A ladder, PQ, 5m long leaning against a wall. Assuming the floor and the wall represent the x-axis and y-axis respectively. R is a point on PQ such that RQ is 2 times RP. Given that P(0, b) and Q(a, 0). Find the locus of point R when the ladder PQ slides down the wall.

Answer 1

Set $R=(x,y)$ and $Q=(0,t),\enspace 0\le t \le5$. By Thales' theorem, $\overrightarrow{PR}=\dfrac13\overrightarrow{PQ}$ implies $x=\dfrac13 t$. Furthermore, $RQ=\dfrac{10}3$, hence if $H$ is the projection of $R$ on the $x$-axis, Pythagoras' theorem in the right triangle $RHQ$ yields $$y^2+4x^2=\frac{100}9,\quad \frac a3\le x\le 5,\enspace y\ge 0 $$ which is the equation of an elliptical arc.
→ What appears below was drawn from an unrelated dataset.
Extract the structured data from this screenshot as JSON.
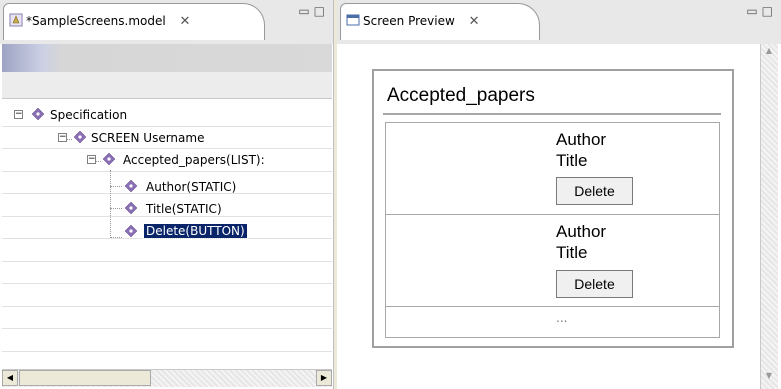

As a function of $x$, we may write: $$y=\frac{10}3\sqrt{1-\biggl(\frac{3x}5\biggr)^2},\quad\frac a3\le x\le 5.$$

Answer 2

Hint: Let $P(0,p)$, $Q(q,0)$, and $P(x,y)$, hence $p^2+q^2=25$. From the intercept theorem you'll be able to derive $p=3y/2$ and $q=x/3$.

Answer 3

From the ratio of RP:RQ given we can find the values of RP and RQ to be $\frac 53$ and $\frac{10}3$ respectively. Say at any moment the rod is leaning at angle $\theta$ with the X-axis. Now project RQ on the axes and notice that the coordinates of point R can be written as $\left(\frac 53\cos\theta,\frac{10}3\sin\theta\right)$.

Does that parametrization look familiar?